Она мне нравилась. Нравился горячий чай из начищенного до блеска самовара, черная и красная икра с блинами, которая стоила копейки, масленица и зимние ярморочные гуляния… Но по контрасту с прошлой жизнью ритм казался невероятно медленным и однообразным. Все выглядело чинно, благопристойно и предсказуемо.
Именно у Старобогатовых у меня открылась необычная способность. Семья их была большой. Кроме отца, матери и старушки бабушки, в нее входило пятеро детей. И это при том, что старший ребенок умер от туберкулеза в грудном возрасте.
С четырьмя ребятами я особенно не разговаривал. С ними было скучно. Да и с их сестрой Верой — высокой, худой и нескладной девочкой, похожей на песочные часы — общих тем не находил. Но она смотрела на меня с подозрением. Я ей не нравилась и несколько раз она наябедничала. Не скажу, что я совершил что-то страшное и испугался наказания. Но все же меня раздражало ее поведение. И вот, почувствовав сильную злость, я пристально посмотрел ей в глаза и подумал, чтобы она начала меня бояться. Так мне хотелось поставить ее на место.
Глупость, конечно, взрослому человеку вести себя именно так. Но сильное раздражение, да еще и подростковые гормоны сильно плющили мою психику и восприятие реальности. Временами я скатывался в детские эмоции и поступки.
— Ой, — сказал Вера, и потерла ладошкой лобик. — Щекотно, — она округлила глаза и убежала. А у меня от напряжения в носу лопнул сосуд, закапала кровь. Да и ноги стали ватными. Пришлось сесть и отдышаться.
Через некоторое время я понял, что перегнул палку. Девчонка буквально пряталась от меня, словно я сделал или собираюсь сделать ей что-то нехорошее.
Сначала я порадовался полученному результату. А потом, поняв до конца, что именно сделал, почувствовал себя не в своей тарелке. Как-то неуютно мне стало… Я же влез в чужую голову, фактически изменил судьбу другого человека. И есть ли у меня право на подобное? Это не шутки.
Я слышал множество рассказов о тех людях, что пережили клиническую смерть, а после обрели новые способности.

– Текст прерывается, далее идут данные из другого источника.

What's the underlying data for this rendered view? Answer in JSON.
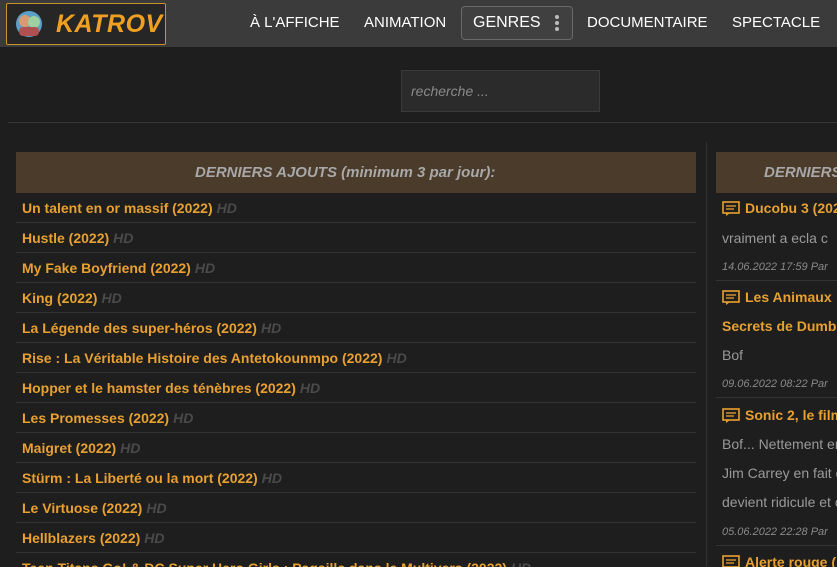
{
  "header": {
    "logo_text": "KATROV",
    "nav": [
      {
        "label": "À L'AFFICHE"
      },
      {
        "label": "ANIMATION"
      },
      {
        "label": "GENRES"
      },
      {
        "label": "DOCUMENTAIRE"
      },
      {
        "label": "SPECTACLE"
      }
    ]
  },
  "search": {
    "placeholder": "recherche ..."
  },
  "left_panel": {
    "title": "DERNIERS AJOUTS",
    "subtitle": "(minimum 3 par jour):",
    "items": [
      {
        "title": "Un talent en or massif (2022)",
        "badge": "HD"
      },
      {
        "title": "Hustle (2022)",
        "badge": "HD"
      },
      {
        "title": "My Fake Boyfriend (2022)",
        "badge": "HD"
      },
      {
        "title": "King (2022)",
        "badge": "HD"
      },
      {
        "title": "La Légende des super-héros (2022)",
        "badge": "HD"
      },
      {
        "title": "Rise : La Véritable Histoire des Antetokounmpo (2022)",
        "badge": "HD"
      },
      {
        "title": "Hopper et le hamster des ténèbres (2022)",
        "badge": "HD"
      },
      {
        "title": "Les Promesses (2022)",
        "badge": "HD"
      },
      {
        "title": "Maigret (2022)",
        "badge": "HD"
      },
      {
        "title": "Stürm : La Liberté ou la mort (2022)",
        "badge": "HD"
      },
      {
        "title": "Le Virtuose (2022)",
        "badge": "HD"
      },
      {
        "title": "Hellblazers (2022)",
        "badge": "HD"
      },
      {
        "title": "Teen Titans Go! & DC Super Hero Girls : Pagaille dans le Multivers (2022)",
        "badge": "HD"
      }
    ]
  },
  "right_panel": {
    "title": "DERNIERS",
    "comments": [
      {
        "title": "Ducobu 3 (202",
        "text_lines": [
          "vraiment a ecla c"
        ],
        "meta": "14.06.2022 17:59 Par"
      },
      {
        "title": "Les Animaux",
        "title_line2": "Secrets de Dumb",
        "text_lines": [
          "Bof"
        ],
        "meta": "09.06.2022 08:22 Par"
      },
      {
        "title": "Sonic 2, le film",
        "text_lines": [
          "Bof... Nettement er",
          "Jim Carrey en fait d",
          "devient ridicule et c"
        ],
        "meta": "05.06.2022 22:28 Par"
      },
      {
        "title": "Alerte rouge ("
      }
    ]
  },
  "colors": {
    "accent": "#e8a030",
    "header_bg": "#3b3b3b",
    "panel_head_bg": "#4a3b2a"
  }
}
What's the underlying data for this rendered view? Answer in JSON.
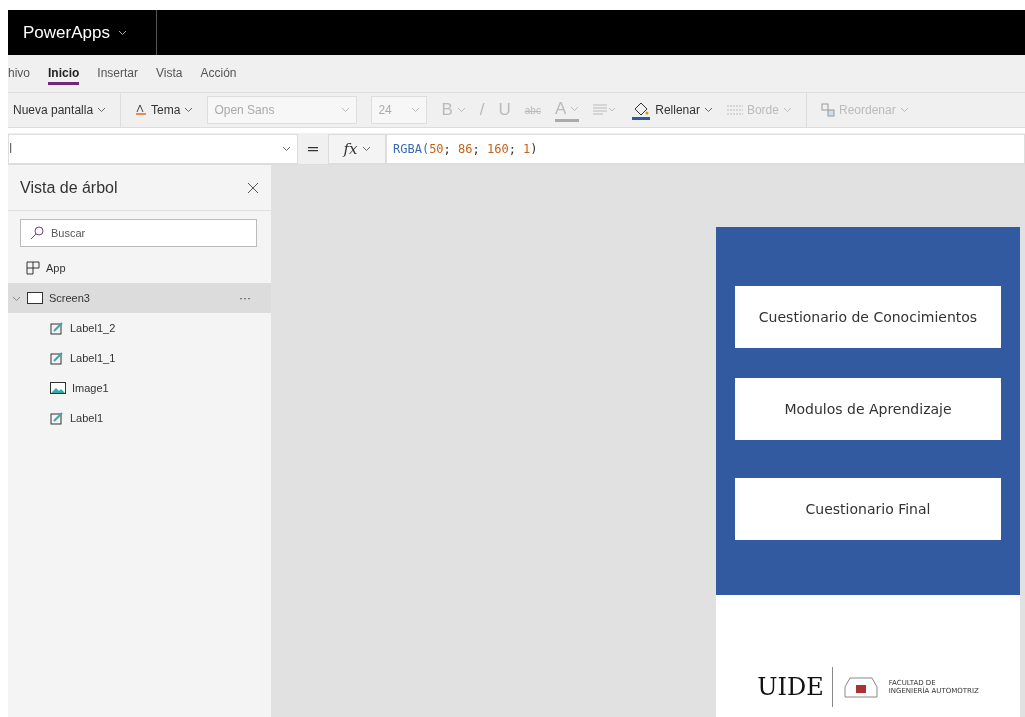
{
  "app_bar": {
    "title": "PowerApps"
  },
  "menu_tabs": [
    {
      "label": "hivo",
      "selected": false
    },
    {
      "label": "Inicio",
      "selected": true
    },
    {
      "label": "Insertar",
      "selected": false
    },
    {
      "label": "Vista",
      "selected": false
    },
    {
      "label": "Acción",
      "selected": false
    }
  ],
  "toolbar": [
    {
      "kind": "menu",
      "label": "Nueva pantalla",
      "disabled": false
    },
    {
      "kind": "theme",
      "label": "Tema",
      "disabled": false
    },
    {
      "kind": "select",
      "value": "Open Sans",
      "disabled": true
    },
    {
      "kind": "size",
      "value": "24",
      "disabled": true
    },
    {
      "kind": "glyph",
      "label": "B",
      "disabled": true,
      "chevron": true
    },
    {
      "kind": "glyph",
      "label": "/",
      "disabled": true,
      "chevron": false
    },
    {
      "kind": "glyph",
      "label": "U",
      "disabled": true,
      "chevron": false
    },
    {
      "kind": "glyph",
      "label": "abc",
      "disabled": true,
      "chevron": false
    },
    {
      "kind": "fontcolor",
      "label": "A",
      "disabled": true
    },
    {
      "kind": "align",
      "disabled": true
    },
    {
      "kind": "fill",
      "label": "Rellenar",
      "disabled": false
    },
    {
      "kind": "border",
      "label": "Borde",
      "disabled": true
    },
    {
      "kind": "reorder",
      "label": "Reordenar",
      "disabled": true
    }
  ],
  "formula_bar": {
    "property": "l",
    "equals": "=",
    "fx": "fx",
    "tokens": [
      {
        "text": "RGBA(",
        "kind": "func"
      },
      {
        "text": "50",
        "kind": "num"
      },
      {
        "text": "; ",
        "kind": "punct"
      },
      {
        "text": "86",
        "kind": "num"
      },
      {
        "text": "; ",
        "kind": "punct"
      },
      {
        "text": "160",
        "kind": "num"
      },
      {
        "text": "; ",
        "kind": "punct"
      },
      {
        "text": "1",
        "kind": "num"
      },
      {
        "text": ")",
        "kind": "punct"
      }
    ]
  },
  "tree_view": {
    "title": "Vista de árbol",
    "search": {
      "placeholder": "Buscar"
    },
    "items": [
      {
        "label": "App",
        "kind": "app",
        "selected": false
      },
      {
        "label": "Screen3",
        "kind": "screen",
        "selected": true,
        "expanded": true,
        "more": "···",
        "children": [
          {
            "label": "Label1_2",
            "kind": "label",
            "selected": false
          },
          {
            "label": "Label1_1",
            "kind": "label",
            "selected": false
          },
          {
            "label": "Image1",
            "kind": "image",
            "selected": false
          },
          {
            "label": "Label1",
            "kind": "label",
            "selected": false
          }
        ]
      }
    ]
  },
  "app_screen": {
    "buttons": [
      "Cuestionario de Conocimientos",
      "Modulos de Aprendizaje",
      "Cuestionario Final"
    ],
    "logo": {
      "name": "UIDE",
      "faculty_line1": "FACULTAD DE",
      "faculty_line2": "INGENIERÍA AUTOMOTRIZ"
    }
  }
}
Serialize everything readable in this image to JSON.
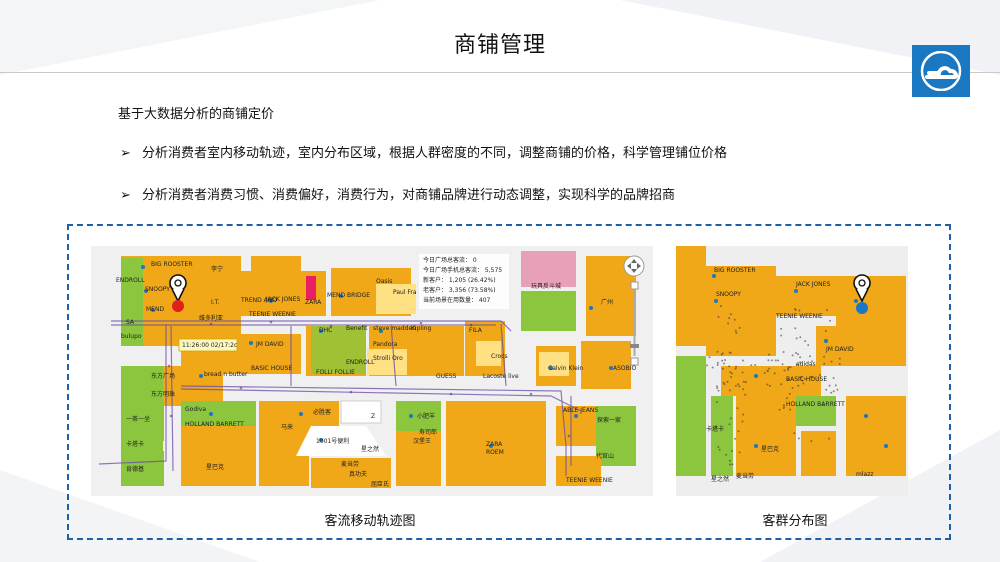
{
  "page": {
    "title": "商铺管理",
    "subtitle": "基于大数据分析的商铺定价",
    "bullets": [
      {
        "marker": "➢",
        "text": "分析消费者室内移动轨迹，室内分布区域，根据人群密度的不同，调整商铺的价格，科学管理铺位价格"
      },
      {
        "marker": "➢",
        "text": "分析消费者消费习惯、消费偏好，消费行为，对商铺品牌进行动态调整，实现科学的品牌招商"
      }
    ]
  },
  "colors": {
    "accent": "#1e5fa6",
    "shop_orange": "#f0a818",
    "shop_green": "#8cc63f",
    "logo_blue": "#1a78c2",
    "track_purple": "#6a4ca8"
  },
  "map_left": {
    "caption": "客流移动轨迹图",
    "stats": [
      "今日广场总客流： 0",
      "今日广场手机总客流： 5,575",
      "新客户： 1,205 (26.42%)",
      "老客户： 3,356 (73.58%)",
      "当前场景在用数量： 407"
    ],
    "timestamp": "11:26:00 02/17:2c",
    "shop_labels": [
      "BIG ROOSTER",
      "李宁",
      "SNOOPY",
      "TREND ANO",
      "Oasis",
      "MEND BRIDGE",
      "JACK JONES",
      "Paul Fra",
      "MEND",
      "TEENIE WEENIE",
      "ZARA",
      "I.T.",
      "维多利亚",
      "DHC",
      "Benefit",
      "steve madden",
      "Kipling",
      "FILA",
      "Pandora",
      "Strolli Oro",
      "ENDROLL",
      "BASIC HOUSE",
      "FOLLI FOLLIE",
      "GUESS",
      "Lacoste live",
      "Crocs",
      "Calvin Klein",
      "ASOBIO",
      "JM DAVID",
      "bread n butter",
      "Godiva",
      "HOLLAND BARRETT",
      "马来",
      "必胜客",
      "1001号便利",
      "汉堡王",
      "Z",
      "ZARA",
      "ROEM",
      "ABLE JEANS",
      "TEENIE WEENIE",
      "星巴克",
      "真功夫",
      "屈臣氏",
      "广州",
      "玩具反斗城",
      "探索一家",
      "ENDROLL",
      "SA",
      "bulupo",
      "东方广场",
      "东方明珠",
      "一茶一坐",
      "肯德基",
      "卡塔卡",
      "麦当劳",
      "代官山",
      "星之然",
      "小肥羊",
      "寿司郎"
    ]
  },
  "map_right": {
    "caption": "客群分布图",
    "shop_labels": [
      "BIG ROOSTER",
      "SNOOPY",
      "TEENIE WEENIE",
      "JACK JONES",
      "BASIC HOUSE",
      "HOLLAND BARRETT",
      "adidas",
      "星巴克",
      "麦当劳",
      "JM DAVID",
      "卡塔卡",
      "星之然",
      "mlazz"
    ]
  },
  "icons": {
    "logo": "cloud-logo-icon",
    "pin": "location-pin-icon",
    "zoom": "map-zoom-control-icon"
  }
}
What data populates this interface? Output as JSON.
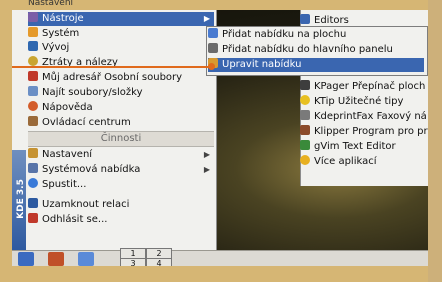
{
  "kmenu": {
    "top_cut": "Nastavení",
    "items": [
      {
        "label": "Nástroje",
        "icon": "tools-icon",
        "active": true,
        "submenu": true,
        "color": "#7b5ea7"
      },
      {
        "label": "Systém",
        "icon": "system-icon",
        "color": "#e59a2b"
      },
      {
        "label": "Vývoj",
        "icon": "development-icon",
        "color": "#2f68b0"
      },
      {
        "label": "Ztráty a nálezy",
        "icon": "lost-found-icon",
        "color": "#c9a530"
      },
      {
        "label": "Můj adresář Osobní soubory",
        "icon": "home-folder-icon",
        "color": "#c0392b"
      },
      {
        "label": "Najít soubory/složky",
        "icon": "find-files-icon",
        "color": "#6b8fc5"
      },
      {
        "label": "Nápověda",
        "icon": "help-icon",
        "color": "#d35c2a"
      },
      {
        "label": "Ovládací centrum",
        "icon": "control-center-icon",
        "color": "#9a6a3a"
      }
    ],
    "section_label": "Činnosti",
    "actions": [
      {
        "label": "Nastavení",
        "icon": "settings-icon",
        "submenu": true,
        "color": "#c69333"
      },
      {
        "label": "Systémová nabídka",
        "icon": "system-menu-icon",
        "submenu": true,
        "color": "#5874a8"
      },
      {
        "label": "Spustit...",
        "icon": "run-icon",
        "color": "#3a7ad8"
      },
      {
        "label": "Uzamknout relaci",
        "icon": "lock-session-icon",
        "color": "#2d5aa0"
      },
      {
        "label": "Odhlásit se...",
        "icon": "logout-icon",
        "color": "#c0392b"
      }
    ],
    "brand_strip": "KDE 3.5"
  },
  "submenu": {
    "items": [
      {
        "label": "Přidat nabídku na plochu",
        "icon": "add-menu-desktop-icon",
        "color": "#4a7bd0"
      },
      {
        "label": "Přidat nabídku do hlavního panelu",
        "icon": "add-menu-panel-icon",
        "color": "#6b6b6b"
      },
      {
        "label": "Upravit nabídku",
        "icon": "edit-menu-icon",
        "active": true,
        "color": "#d89a30"
      }
    ]
  },
  "editors_menu": {
    "items": [
      {
        "label": "Editors",
        "icon": "editors-icon",
        "color": "#3a66b0"
      },
      {
        "label": "KPager Přepínač ploch",
        "icon": "kpager-icon",
        "color": "#3d3d3d"
      },
      {
        "label": "KTip Užitečné tipy",
        "icon": "ktip-icon",
        "color": "#e8c020"
      },
      {
        "label": "KdeprintFax Faxový ná",
        "icon": "fax-icon",
        "color": "#7a7a7a"
      },
      {
        "label": "Klipper Program pro prá",
        "icon": "klipper-icon",
        "color": "#8b4a2a"
      },
      {
        "label": "gVim Text Editor",
        "icon": "gvim-icon",
        "color": "#3a8a3a"
      },
      {
        "label": "Více aplikací",
        "icon": "more-apps-icon",
        "color": "#e8b020"
      }
    ]
  },
  "taskbar": {
    "buttons": [
      {
        "name": "kmenu-button",
        "icon": "kde-logo-icon",
        "color": "#3a6ac0"
      },
      {
        "name": "home-button",
        "icon": "home-icon",
        "color": "#c05028"
      },
      {
        "name": "konqueror-button",
        "icon": "konqueror-icon",
        "color": "#5a8ad8"
      }
    ],
    "pager": [
      "1",
      "2",
      "3",
      "4"
    ]
  }
}
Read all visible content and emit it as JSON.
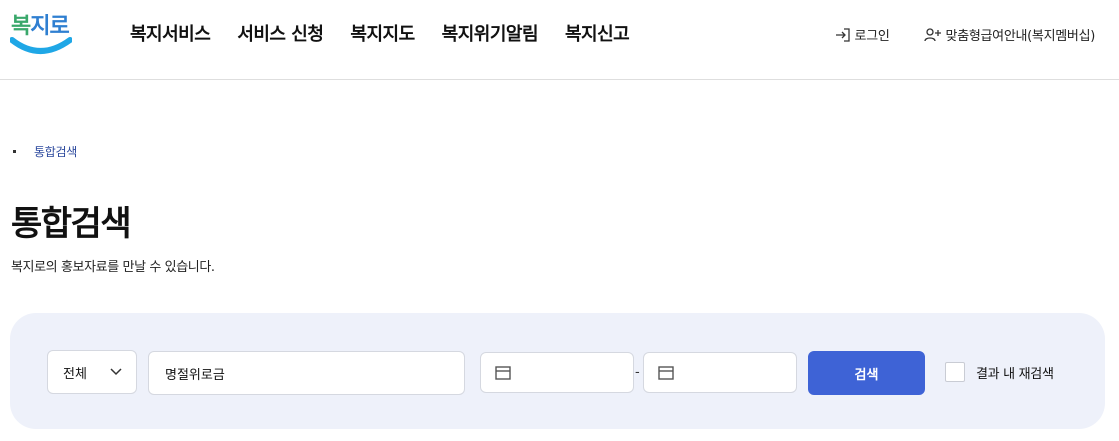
{
  "header": {
    "logo_text": [
      "복",
      "지",
      "로"
    ],
    "nav": [
      "복지서비스",
      "서비스 신청",
      "복지지도",
      "복지위기알림",
      "복지신고"
    ],
    "login_label": "로그인",
    "member_label": "맞춤형급여안내(복지멤버십)"
  },
  "breadcrumb": {
    "current": "통합검색"
  },
  "page": {
    "title": "통합검색",
    "description": "복지로의 홍보자료를 만날 수 있습니다."
  },
  "search": {
    "category_selected": "전체",
    "keyword_value": "명절위로금",
    "date_separator": "-",
    "submit_label": "검색",
    "research_label": "결과 내 재검색"
  },
  "colors": {
    "primary_button": "#3e63d6",
    "panel_bg": "#eef1fa",
    "breadcrumb_link": "#2d4a9e"
  }
}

Я так же пережил смерть, причем настоящую, полноценную, а не клиническую. Вот у меня что-то открылось. Именно так я аргументировал новую способность.
Потом я ее основательно протестировал. Оказалось, что она отнимает множество сил. После применения я чувствовал себя как вяленая рыба. Да и слишком часто по каким-то причинам ее использовать не получалось. Раз или два в год, и то, уже хорошо. А еще — не все люди поддавались внушению.
Я концентрировался на постороннем человеке, смотря ему прямо в лоб и пытался «зародить» в его голове нужную мысль. Они были простенькие, на вроде того, какой приятный и добрый гимназист Михаил Соколов. Таким образом, я сдал латынь, подкинув профессору Зубову мысль о том, что у Соколова хорошая основа по языку и надо войти в его положение. Какое именно положение, я не уточнял, но и такого хватило. Он поставил мне четыре балла. Да, уже тогда в гимназиях была система из пяти баллов. Нуль показывал, что ученик совсем не исполняет своих обязанностей, а тех, кто получал два нуля подряд, наказывали телесно. Так было до 1864 г.